4. Non-Selective Adrenergic Agents

  • Stimulate both β1 and β2 receptors, sometimes α receptors.

  • Limited use today due to systemic side effects.

Examples and Typical Doses:

  • Epinephrine:

    • Subcutaneous injection 0.3–0.5 mg every 20 min for up to 3 doses in severe asthma or anaphylaxis.

  • Isoproterenol: Rarely used; historically inhaled or IV for bronchospasm, but non-selectivity causes cardiac stimulation.


Therapeutic Uses

  • Asthma: SABAs for acute relief, LABAs with ICS for maintenance.

  • COPD: LABAs and Ultra-LABAs as part of long-term management, often combined with antimuscarinic agents and/or inhaled corticosteroids.

  • Exercise-induced bronchospasm: Albuterol inhaled 5–20 minutes before exercise.

  • Anaphylaxis: Epinephrine (IM) is life-saving.

  • Hyperkalemia (off-label use): High-dose nebulized albuterol can temporarily lower serum potassium.


Adverse Effects

  • Cardiovascular: Tachycardia, palpitations, hypertension, arrhythmias (more with non-selective agents).

  • Neurological: Tremor, nervousness, headache, insomnia.

  • Metabolic: Hypokalemia (due to intracellular potassium shift), hyperglycemia.

  • Respiratory: Paradoxical bronchospasm (rare).
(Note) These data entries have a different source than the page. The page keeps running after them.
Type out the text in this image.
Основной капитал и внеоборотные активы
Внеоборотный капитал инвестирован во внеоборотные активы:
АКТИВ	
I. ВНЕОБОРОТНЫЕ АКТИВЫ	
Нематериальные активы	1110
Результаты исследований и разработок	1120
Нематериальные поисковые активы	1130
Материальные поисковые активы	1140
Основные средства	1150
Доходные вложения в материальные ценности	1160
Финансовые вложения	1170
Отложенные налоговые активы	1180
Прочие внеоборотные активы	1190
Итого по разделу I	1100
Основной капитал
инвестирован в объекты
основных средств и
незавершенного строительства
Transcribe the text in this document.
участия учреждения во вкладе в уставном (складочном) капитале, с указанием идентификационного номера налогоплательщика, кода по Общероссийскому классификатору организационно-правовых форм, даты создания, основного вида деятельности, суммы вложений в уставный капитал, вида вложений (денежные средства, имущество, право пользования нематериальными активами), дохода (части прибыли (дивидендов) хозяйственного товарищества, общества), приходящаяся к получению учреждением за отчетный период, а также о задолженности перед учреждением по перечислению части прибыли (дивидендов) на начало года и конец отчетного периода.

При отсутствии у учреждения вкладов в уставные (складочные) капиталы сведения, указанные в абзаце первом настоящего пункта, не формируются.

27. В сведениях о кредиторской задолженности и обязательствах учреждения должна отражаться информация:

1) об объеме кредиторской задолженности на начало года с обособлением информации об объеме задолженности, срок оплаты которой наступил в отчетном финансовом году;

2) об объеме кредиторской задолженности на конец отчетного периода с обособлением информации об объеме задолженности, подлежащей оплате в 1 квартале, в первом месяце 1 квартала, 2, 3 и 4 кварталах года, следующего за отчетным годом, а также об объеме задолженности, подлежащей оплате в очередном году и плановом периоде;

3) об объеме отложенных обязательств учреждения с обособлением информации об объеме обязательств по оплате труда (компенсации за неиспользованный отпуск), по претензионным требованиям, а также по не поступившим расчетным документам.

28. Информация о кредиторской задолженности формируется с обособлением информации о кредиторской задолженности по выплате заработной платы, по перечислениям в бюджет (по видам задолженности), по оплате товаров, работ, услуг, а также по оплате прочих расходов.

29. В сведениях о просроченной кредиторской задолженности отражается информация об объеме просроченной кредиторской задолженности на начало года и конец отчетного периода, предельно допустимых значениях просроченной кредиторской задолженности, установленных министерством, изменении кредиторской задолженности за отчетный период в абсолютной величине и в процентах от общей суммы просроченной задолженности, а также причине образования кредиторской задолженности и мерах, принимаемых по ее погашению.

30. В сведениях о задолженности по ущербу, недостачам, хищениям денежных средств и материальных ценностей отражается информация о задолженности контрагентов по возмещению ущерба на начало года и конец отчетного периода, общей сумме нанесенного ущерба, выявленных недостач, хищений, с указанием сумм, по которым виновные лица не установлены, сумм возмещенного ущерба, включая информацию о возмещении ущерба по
  • Tolerance and tachyphylaxis with chronic overuse.


Contraindications and Precautions

  • Caution in patients with cardiac arrhythmias, uncontrolled hypertension, or hyperthyroidism.

  • Avoid LABA monotherapy in asthma—must be combined with ICS.

  • Use with caution in pregnancy (though albuterol is considered relatively safe).


Drug Interactions

  • Beta-blockers (especially non-selective like propranolol) blunt bronchodilatory effect.

  • MAO inhibitors and tricyclic antidepressants: Increase risk of hypertensive crisis with adrenergic agonists.

  • Other sympathomimetics: Additive cardiovascular effects.

  • Diuretics: May enhance hypokalemia risk.


Clinical Considerations

  • Inhaled delivery is preferred—maximizes local effect, minimizes systemic side effects.

  • Stepwise asthma management: SABAs are rescue-only; LABAs and Ultra-LABAs used for persistent disease in combination with controllers.

  • COPD: LABAs/Ultra-LABAs are essential; often combined with long-acting muscarinic antagonists (LAMAs).